Minimum Rent” shall mean Twenty-Three Million, Sign Hundred Ninety-Eight Thousand, Two Hundred Fifty-One Dollars ($24,043,548.00) per annum.

4.              Exhibit A-30 of the Amended Lease is hereby amended by deleting it in its entirety and inserting “[INTENTIONALLY DELETED]” in its place.

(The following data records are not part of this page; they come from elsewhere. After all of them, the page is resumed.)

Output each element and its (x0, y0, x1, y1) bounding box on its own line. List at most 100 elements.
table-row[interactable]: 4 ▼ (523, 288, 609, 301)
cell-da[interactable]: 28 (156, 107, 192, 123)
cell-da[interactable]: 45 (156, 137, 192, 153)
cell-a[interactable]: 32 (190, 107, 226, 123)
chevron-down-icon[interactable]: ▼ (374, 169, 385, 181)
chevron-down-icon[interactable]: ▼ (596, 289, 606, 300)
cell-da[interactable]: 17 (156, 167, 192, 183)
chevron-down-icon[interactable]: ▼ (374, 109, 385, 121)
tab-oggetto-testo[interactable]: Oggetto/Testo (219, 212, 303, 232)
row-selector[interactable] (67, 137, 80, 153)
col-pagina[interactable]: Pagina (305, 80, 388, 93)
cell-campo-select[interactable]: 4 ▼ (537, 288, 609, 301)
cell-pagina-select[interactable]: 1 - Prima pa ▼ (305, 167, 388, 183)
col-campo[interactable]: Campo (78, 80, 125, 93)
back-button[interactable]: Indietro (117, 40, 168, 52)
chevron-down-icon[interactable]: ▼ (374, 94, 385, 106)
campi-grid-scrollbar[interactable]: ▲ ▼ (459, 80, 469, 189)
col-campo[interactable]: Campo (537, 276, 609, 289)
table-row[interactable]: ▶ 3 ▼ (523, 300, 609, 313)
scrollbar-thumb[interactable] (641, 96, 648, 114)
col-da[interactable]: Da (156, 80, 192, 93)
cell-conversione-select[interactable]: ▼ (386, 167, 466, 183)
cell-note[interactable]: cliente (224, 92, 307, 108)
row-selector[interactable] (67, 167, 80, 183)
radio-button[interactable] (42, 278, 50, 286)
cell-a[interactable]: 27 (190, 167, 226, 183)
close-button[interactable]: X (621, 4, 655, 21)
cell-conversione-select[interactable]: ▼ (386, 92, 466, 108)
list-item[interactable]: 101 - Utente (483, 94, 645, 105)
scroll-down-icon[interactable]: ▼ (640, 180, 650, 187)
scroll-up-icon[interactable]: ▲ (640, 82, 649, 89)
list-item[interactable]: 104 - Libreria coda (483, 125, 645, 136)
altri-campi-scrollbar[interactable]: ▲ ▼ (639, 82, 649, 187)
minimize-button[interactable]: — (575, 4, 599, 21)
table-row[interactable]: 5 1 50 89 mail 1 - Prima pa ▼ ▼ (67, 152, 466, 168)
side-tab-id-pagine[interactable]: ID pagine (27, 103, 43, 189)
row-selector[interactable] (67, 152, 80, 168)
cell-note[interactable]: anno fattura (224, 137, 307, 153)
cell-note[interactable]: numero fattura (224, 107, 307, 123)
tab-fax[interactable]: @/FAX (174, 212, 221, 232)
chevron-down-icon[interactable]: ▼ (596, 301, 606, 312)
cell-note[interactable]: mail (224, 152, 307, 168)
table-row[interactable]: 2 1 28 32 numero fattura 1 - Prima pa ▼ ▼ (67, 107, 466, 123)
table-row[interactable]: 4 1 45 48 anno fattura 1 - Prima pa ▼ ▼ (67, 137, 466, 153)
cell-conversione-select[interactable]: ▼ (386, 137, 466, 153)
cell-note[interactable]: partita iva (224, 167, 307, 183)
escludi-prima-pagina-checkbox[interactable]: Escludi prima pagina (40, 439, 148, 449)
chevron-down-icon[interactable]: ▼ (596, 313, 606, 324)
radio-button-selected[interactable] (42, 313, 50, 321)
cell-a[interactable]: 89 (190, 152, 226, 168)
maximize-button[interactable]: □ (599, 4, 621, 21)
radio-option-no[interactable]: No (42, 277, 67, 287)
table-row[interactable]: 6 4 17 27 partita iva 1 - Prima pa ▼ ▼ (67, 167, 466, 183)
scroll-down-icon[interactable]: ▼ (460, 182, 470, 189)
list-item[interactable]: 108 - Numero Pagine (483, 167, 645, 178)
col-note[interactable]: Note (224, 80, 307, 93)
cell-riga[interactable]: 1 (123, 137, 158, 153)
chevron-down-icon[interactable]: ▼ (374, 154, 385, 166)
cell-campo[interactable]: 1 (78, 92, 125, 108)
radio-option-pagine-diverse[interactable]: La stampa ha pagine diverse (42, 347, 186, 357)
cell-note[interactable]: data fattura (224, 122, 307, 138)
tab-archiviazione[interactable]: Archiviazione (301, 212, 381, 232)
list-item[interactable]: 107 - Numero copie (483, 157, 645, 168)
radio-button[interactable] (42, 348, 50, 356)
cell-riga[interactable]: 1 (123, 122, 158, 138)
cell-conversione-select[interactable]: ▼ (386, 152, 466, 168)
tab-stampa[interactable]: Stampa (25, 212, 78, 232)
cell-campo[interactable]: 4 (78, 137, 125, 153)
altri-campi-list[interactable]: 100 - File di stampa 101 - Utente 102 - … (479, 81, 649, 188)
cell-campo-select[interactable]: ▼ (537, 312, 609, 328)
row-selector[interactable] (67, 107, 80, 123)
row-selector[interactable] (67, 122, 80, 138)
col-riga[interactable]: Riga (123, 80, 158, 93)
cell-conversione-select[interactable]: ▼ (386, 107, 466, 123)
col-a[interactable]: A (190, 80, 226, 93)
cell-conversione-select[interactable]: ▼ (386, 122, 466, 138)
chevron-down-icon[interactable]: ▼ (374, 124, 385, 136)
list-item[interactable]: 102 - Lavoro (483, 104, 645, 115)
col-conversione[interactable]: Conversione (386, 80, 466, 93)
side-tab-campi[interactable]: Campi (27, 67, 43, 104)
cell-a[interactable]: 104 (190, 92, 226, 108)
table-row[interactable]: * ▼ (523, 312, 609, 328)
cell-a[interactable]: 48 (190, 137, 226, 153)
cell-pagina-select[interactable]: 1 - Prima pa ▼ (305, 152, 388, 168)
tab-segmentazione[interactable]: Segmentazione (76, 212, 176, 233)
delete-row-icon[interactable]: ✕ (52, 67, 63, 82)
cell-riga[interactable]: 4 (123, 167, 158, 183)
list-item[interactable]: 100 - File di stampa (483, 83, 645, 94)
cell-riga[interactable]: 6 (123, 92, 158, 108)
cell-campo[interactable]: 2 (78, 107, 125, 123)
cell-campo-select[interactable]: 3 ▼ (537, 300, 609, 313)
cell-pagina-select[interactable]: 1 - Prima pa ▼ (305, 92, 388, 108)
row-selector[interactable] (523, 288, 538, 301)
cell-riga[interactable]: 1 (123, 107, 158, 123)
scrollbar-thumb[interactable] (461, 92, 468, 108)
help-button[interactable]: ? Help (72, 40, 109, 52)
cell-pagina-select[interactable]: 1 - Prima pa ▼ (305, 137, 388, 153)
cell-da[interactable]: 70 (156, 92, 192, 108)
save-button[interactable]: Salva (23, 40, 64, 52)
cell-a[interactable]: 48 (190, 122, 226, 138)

5.              As partially terminated and amended hereby, the Amended Lease is hereby ratified and confirmed.

[SIGNATURE PAGES FOLLOW]

 

 



 

 

IN WITNESS WHEREOF, Landlord and Tenant have caused this Partial Termination and Amendment of Lease to be duly executed, as a sealed instrument, as of the date first set forth above.

LANDLORD:

ELLICOTT CITY LAND I LLC, ELLICOTT CITY LAND II LLC, HRES2 PROPERTIES TRUST, SNH CHS PROPERTIES TRUST, SPTIHS PROPERTIES TRUST, SPT-MICHIGAN TRUST, SPTMNR PROPERTIES TRUST, SNH/LTA PROPERTIES TRUST, and SNH/LTA PROPERTIES GA LLC

By: /s/ John R. Hoadley

John R. Hoadley

Treasurer of each of the foregoing entities

TENANT:

FIVE STAR QUALITY CARE TRUST

By: /s/ Bruce J. Mackey Jr.

Bruce J. Mackey Jr.

Treasurer, Chief Financial Officer and Assistant Secretary

 

 

 



 

 

EXHIBIT A

 

The Farmington Premises

 

[The following exhibit has been omitted and will be supplementally
furnished to the Securities and Exchange Commission upon request.]